Yeah mate, it’s a two- tonner!

Todd Brennan -
Safety First
- 27 Sep 2007 ( #329 )
3 min read
Todd Brennan is the founder and owner of Forkpro Australia. A former chairman of the Australian Industrial Truck Engineering Committee, Brennan aims to "fill the forklift safety gap" with Forkpro's forklift training courses. Together with his team, he has assisted tertiary institutions, including the Melbourne-based Monash University Accident Research Centre's forklift safety project.
There is only one thing more alarming than deliberately overloading a forklift and that is not knowing whether it is overloaded.

The inability of a large percentage of forklift operators to understand the load capacity plate of their forklift continues to be a conundrum that begs for a good solution. I wish I had $10 for every time I have been told "yeah, it's a two-tonner", only upon further investigation to find the forklift is actually rated in some cases barely 25% of that. Anecdotally, there are even fewer supervisors who could explain the load capacity accurately, let alone set their charges on the right track.

So why the confusion? Firstly, it is often not conveyed properly to the user and secondly, because of the relative complexity of ratings applied to modern forklifts, especially warehouse equipment. Now, this has been a topic of discussion within the Forkliftaction.com forums and if you look back to the various opinions expressed, there is no wonder the poor old end-user is confused.

OK, so the 2.5 tonner is not 2.5 tonne. How can that be? Three simple reasons:
  1. In Australia, trucks are based on 600mm load centre as a standard.
  2. Almost all new trucks are fitted with some type of load handling attachment.
  3. Forklift basic capacity is determined with a low lift height mast which is rarely used.
The combination of the above all leads to the residual capacity shown on the forklift's load capacity plate. "Oh, but that's fine. It can lift more down low," I have heard on many occasions. WRONG AGAIN! What's on the plate is the maximum the forklift can lift to the specified lift height and specified load centre distance. If the forklift has a rating at the full lift height, no more weight can legally be lifted unless it carries what is called an intermediate load capacity rating as well. These intermediate ratings show the capacity at one or more heights between the ground and full lift height.

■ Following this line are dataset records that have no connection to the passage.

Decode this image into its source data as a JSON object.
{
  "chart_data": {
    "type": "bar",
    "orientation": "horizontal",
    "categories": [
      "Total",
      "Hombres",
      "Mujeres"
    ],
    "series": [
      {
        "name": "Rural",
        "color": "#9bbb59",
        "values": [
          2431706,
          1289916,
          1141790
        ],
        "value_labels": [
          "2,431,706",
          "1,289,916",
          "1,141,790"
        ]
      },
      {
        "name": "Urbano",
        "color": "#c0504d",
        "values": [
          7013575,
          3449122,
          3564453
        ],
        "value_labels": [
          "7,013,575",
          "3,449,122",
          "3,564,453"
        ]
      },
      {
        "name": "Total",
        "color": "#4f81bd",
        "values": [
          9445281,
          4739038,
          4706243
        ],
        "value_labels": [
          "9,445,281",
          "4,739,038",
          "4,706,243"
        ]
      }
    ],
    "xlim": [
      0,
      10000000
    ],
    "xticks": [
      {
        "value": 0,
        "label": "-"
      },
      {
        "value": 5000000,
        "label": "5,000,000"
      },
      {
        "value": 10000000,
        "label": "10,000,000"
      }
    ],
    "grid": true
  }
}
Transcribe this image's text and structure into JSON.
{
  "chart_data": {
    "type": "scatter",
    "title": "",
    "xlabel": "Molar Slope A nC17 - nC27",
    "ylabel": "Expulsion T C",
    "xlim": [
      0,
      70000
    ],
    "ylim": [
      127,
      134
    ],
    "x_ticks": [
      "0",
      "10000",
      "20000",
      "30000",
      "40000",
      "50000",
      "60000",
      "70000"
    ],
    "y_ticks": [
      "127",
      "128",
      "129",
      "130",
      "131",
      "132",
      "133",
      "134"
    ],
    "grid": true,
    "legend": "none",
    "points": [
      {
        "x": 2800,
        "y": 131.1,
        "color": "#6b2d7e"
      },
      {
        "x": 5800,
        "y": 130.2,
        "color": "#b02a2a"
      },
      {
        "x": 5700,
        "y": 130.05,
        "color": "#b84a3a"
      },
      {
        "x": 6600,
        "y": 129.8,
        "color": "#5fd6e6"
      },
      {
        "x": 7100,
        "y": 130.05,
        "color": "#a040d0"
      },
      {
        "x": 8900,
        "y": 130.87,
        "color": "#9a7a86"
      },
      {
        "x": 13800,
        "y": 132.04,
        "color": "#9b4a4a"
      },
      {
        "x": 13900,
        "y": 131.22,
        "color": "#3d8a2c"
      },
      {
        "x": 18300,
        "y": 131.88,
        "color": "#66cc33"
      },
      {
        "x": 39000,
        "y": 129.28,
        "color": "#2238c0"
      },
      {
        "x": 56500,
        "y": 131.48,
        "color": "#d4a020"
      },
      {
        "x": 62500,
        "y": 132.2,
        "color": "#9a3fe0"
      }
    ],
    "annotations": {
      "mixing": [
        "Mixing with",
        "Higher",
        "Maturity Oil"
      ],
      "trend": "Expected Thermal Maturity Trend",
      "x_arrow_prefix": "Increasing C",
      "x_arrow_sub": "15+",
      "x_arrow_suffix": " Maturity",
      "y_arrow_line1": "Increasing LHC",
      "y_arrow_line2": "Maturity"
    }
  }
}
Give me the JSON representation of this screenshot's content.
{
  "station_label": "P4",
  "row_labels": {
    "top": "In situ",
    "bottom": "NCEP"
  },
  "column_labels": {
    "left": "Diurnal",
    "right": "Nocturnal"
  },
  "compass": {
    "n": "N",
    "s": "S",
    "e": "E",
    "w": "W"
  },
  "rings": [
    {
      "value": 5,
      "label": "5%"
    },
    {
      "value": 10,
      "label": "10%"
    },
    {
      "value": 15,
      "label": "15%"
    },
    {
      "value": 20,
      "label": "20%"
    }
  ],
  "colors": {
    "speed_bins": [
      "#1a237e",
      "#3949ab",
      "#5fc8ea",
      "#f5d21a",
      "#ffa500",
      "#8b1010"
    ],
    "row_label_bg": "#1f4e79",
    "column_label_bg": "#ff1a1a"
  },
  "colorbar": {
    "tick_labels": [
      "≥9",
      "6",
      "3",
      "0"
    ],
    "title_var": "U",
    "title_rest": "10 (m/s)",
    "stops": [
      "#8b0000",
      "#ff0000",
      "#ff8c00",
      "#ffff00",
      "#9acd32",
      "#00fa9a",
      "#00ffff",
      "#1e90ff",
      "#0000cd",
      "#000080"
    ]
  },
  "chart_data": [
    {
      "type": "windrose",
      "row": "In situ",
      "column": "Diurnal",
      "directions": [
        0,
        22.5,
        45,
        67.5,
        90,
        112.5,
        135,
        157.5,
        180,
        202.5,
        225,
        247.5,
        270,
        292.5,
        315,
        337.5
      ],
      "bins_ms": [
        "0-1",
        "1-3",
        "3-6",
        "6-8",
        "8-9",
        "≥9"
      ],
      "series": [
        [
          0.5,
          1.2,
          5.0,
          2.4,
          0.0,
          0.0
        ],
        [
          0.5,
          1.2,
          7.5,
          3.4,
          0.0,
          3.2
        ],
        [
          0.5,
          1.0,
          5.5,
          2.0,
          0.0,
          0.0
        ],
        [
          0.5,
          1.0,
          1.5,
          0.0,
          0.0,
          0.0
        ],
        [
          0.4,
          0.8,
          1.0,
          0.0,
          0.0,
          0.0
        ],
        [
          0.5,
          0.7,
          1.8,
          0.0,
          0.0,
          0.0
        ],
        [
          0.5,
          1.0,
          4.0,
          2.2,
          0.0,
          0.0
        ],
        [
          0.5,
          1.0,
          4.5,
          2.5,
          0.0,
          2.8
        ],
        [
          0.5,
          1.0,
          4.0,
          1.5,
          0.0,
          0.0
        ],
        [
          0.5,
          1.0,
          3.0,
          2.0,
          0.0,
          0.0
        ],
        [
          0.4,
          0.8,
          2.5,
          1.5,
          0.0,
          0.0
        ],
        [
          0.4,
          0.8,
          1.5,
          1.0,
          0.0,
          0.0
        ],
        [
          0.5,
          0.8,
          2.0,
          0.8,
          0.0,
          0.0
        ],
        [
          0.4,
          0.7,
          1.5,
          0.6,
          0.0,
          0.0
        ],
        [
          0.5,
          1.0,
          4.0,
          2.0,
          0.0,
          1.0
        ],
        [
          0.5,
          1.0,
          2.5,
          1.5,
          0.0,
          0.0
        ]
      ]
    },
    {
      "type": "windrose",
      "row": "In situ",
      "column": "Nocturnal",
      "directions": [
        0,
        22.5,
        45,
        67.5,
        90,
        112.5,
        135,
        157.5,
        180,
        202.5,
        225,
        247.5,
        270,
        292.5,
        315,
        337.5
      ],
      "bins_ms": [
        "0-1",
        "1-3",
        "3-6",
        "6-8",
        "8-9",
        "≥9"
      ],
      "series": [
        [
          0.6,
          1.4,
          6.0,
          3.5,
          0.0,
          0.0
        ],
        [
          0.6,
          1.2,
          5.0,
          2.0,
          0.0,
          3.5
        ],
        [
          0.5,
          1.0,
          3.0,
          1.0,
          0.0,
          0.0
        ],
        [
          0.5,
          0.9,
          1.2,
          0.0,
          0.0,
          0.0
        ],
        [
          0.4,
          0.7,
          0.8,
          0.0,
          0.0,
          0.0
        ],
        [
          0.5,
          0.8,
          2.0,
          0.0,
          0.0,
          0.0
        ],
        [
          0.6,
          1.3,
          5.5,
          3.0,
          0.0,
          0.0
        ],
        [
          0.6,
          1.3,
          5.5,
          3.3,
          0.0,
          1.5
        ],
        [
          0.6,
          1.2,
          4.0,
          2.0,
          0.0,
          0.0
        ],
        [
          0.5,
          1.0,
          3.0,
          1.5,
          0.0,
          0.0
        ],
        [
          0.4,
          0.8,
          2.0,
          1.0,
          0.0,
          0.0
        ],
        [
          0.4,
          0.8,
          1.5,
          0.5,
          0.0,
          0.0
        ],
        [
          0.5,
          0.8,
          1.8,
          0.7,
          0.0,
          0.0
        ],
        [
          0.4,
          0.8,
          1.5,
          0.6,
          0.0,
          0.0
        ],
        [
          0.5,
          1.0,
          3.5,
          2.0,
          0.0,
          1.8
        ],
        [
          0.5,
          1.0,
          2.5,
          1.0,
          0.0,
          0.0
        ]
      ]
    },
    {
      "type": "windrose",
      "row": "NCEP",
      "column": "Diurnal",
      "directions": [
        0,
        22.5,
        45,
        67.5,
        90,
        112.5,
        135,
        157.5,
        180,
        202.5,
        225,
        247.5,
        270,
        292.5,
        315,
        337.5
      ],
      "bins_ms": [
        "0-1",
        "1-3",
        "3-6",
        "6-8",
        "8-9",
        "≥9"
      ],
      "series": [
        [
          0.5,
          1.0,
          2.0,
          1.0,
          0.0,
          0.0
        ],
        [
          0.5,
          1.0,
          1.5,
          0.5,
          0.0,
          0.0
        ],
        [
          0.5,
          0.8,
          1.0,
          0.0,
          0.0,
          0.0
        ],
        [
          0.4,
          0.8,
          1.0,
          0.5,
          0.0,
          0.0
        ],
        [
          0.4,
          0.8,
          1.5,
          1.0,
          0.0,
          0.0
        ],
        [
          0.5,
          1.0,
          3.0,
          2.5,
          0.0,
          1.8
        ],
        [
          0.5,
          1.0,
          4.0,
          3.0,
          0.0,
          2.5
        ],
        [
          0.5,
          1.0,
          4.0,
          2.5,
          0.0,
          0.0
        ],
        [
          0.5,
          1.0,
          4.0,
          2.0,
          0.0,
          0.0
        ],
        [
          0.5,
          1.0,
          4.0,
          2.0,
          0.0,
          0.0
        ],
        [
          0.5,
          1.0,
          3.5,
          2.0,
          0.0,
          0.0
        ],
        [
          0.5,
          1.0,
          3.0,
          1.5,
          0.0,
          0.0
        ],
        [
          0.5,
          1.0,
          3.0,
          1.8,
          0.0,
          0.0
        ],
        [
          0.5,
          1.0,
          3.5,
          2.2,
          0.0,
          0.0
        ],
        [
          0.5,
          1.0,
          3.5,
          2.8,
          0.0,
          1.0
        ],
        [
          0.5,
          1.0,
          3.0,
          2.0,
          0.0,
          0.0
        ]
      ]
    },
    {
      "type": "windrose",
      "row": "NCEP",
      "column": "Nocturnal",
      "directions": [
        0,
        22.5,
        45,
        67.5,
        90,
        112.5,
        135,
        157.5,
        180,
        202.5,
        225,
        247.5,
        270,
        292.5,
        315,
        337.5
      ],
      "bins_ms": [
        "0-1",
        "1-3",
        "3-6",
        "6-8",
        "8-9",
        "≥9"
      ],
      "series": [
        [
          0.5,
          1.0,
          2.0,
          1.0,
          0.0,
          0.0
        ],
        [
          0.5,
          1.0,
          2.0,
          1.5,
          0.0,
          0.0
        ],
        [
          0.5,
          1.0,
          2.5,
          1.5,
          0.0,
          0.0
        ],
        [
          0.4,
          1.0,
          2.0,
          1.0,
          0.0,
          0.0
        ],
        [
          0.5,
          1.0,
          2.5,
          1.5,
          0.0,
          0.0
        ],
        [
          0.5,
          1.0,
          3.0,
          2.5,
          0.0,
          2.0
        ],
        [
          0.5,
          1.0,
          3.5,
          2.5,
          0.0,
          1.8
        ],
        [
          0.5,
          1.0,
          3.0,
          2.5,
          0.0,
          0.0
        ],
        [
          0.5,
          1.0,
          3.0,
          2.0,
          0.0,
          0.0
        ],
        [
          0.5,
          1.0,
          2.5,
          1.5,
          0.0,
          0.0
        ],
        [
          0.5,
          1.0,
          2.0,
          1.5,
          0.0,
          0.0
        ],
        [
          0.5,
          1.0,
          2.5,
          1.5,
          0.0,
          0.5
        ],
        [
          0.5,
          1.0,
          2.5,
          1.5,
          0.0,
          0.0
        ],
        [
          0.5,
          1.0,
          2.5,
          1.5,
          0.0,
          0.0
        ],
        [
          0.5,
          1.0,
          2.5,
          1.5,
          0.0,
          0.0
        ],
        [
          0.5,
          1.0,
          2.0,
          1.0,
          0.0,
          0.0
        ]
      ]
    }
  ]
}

So you may have ratings, for example, at 4,000mm, 5,000mm and 6,000mm.

Of course, the higher the height, the lower the rating - usually.

Now add the fact that multiple load centre distances may also be given and the modern forklift may carry three, six, nine or even more rated capacities. Plus, on a counterbalance, they also must have the mast forward tilt capacities.

Confusing? Absolutely! Well, maybe. It all depends on how well trained you are.

Australian Standard AS2359 Part 1 is currently under review and will be out for public comment in the future. As members of this committee, my colleagues and I have committed to try to develop a forklift load capacity plate that will provide the 'Capacity-at-a-glance'. In essence, the proposal is not to delete the multiple alternative capacities but have one clear capacity that will catch the operator's eye and that cannot be misunderstood as anything but the forklift's lift capacity. Of course, the object is that this be the lowest capacity out of the set. Should there be any confusion, the eye is drawn to the lowest number and thus the least likely to cause stability problems.

As it stands now, the first number that could be seen is the highest capacity and, thus, if lift height restrictions are not observed, this could put the truck into dangerous waters.

The Monash Accident Research Centre study into forklift safety - and the regulators - have been critical of the model code designations used commonly on forklifts. i.e. FG25 or similar as it is said to represent the nominal capacity of the forklift and, as I have stated above, this may be nowhere near the case. In the writer's experience, this is all too often the case.

At the end of the day, if a forklift operator cannot understand the load capacity plate, they cannot operate the forklift safely. The same can be said for the supervisors. Yes, the plates can be confusing at first look; however, with the right explanation, they are simply a matrix of figures with relatively straight-forward indicators.

Abiding by the capacities of the load capacity plate does not guarantee the forklift stability. However, inadvertent overloading is a clear contributor to forklift accidents. Getting the right information is a serious business.